Antineoplastic agents —> Protein kinase inhibitors
Mechanism of action: Palbociclib works by blocking proteins called cyclin-dependent kinase 4 and 6, which regulate cell growth and division. Blocking these proteins can slow down growth of cancer cells and delay the progression of your cancer. Palbociclib is used to treat patients with certain types of breast cancer (hormone receptor-positive, human epidermal growth factor receptor 2-negative) which have spread beyond the original tumor and/or to other organs. It is given together with aromatase inhibitors, which are used as hormonal anticancer therapies.

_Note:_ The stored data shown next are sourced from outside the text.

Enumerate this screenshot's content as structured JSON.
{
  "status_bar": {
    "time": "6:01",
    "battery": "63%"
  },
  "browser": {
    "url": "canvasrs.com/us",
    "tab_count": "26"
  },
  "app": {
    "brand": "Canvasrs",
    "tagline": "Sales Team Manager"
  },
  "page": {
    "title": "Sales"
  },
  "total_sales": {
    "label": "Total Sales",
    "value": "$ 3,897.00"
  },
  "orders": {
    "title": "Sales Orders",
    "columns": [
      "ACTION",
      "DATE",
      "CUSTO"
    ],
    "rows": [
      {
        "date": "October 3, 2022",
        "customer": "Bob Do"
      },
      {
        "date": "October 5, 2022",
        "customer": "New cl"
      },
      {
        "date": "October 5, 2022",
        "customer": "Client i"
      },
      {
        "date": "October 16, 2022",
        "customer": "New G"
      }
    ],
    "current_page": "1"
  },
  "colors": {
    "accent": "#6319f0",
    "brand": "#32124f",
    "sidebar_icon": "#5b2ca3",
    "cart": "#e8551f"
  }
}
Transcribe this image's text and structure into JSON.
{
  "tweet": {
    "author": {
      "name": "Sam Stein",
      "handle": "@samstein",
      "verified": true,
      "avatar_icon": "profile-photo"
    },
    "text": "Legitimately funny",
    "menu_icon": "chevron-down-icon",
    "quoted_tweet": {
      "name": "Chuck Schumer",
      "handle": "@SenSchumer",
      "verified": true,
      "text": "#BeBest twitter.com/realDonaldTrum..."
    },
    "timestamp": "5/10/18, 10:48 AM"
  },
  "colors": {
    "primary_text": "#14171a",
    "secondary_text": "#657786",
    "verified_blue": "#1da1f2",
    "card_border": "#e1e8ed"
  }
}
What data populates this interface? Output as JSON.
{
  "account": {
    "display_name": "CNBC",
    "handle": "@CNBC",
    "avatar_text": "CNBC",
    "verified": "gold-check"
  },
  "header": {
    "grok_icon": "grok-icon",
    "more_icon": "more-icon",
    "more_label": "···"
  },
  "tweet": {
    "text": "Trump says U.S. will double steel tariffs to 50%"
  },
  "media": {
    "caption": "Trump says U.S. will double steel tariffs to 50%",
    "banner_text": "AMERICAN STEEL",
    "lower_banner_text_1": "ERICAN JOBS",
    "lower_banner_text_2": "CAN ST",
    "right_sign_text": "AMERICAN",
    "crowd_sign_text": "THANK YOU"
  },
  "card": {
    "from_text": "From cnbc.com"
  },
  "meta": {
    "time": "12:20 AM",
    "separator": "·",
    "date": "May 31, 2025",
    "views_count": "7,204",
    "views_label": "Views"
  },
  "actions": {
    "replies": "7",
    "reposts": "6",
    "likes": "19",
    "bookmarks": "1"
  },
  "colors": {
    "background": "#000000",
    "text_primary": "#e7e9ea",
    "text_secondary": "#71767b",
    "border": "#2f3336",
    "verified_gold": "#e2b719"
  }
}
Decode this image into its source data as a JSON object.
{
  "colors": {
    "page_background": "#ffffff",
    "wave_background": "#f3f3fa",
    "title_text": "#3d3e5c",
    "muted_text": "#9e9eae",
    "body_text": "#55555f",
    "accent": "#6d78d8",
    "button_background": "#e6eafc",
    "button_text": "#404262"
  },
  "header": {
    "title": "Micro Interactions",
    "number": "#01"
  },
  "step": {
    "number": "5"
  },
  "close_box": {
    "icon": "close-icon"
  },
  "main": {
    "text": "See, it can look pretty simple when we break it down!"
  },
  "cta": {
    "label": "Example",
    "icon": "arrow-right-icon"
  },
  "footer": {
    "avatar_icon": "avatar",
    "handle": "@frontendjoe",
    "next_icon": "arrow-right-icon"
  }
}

Absorption: The mean Cmax of palbociclib is generally observed between 6 to 12 hours (time to reach maximum concentration, Tmax) following oral administration. The mean absolute bioavailability of Palbociclib after an oral 125 mg dose is 46%. In the dosing range of 25 mg to 225 mg, the AUC and Cmax increased proportionally with dose in general. Steady state was achieved within 8 days following repeated once daily dosing. With repeated once daily administration, palbociclib accumulated with a median accumulation ratio of 2.4 (range 1.5 to 4.2).
Distribution: Binding of palbociclib to human plasma proteins in vitro was approximately 85%, with no concentration dependence over the concentration range of 500 ng/mL to 5000 ng/mL. The geometric mean apparent volume of distribution (Vz/F) was 2583 L (26% CV).
Elimination: The geometric mean apparent oral clearance (CL/F) of palbociclib was 63.1 L/hr (29% CV), and the mean (± standard deviation) plasma elimination half-life was 29 (±5) hours in patients with advanced breast cancer. In 6 healthy male subjects given a single oral dose of [14C]palbociclib, a median of 91.6% of the total administered radioactive dose was recovered in 15 days; feces (74.1% of dose) was the major route of excretion, with 17.5% of the dose recovered in urine. The majority of the material was excreted as metabolites.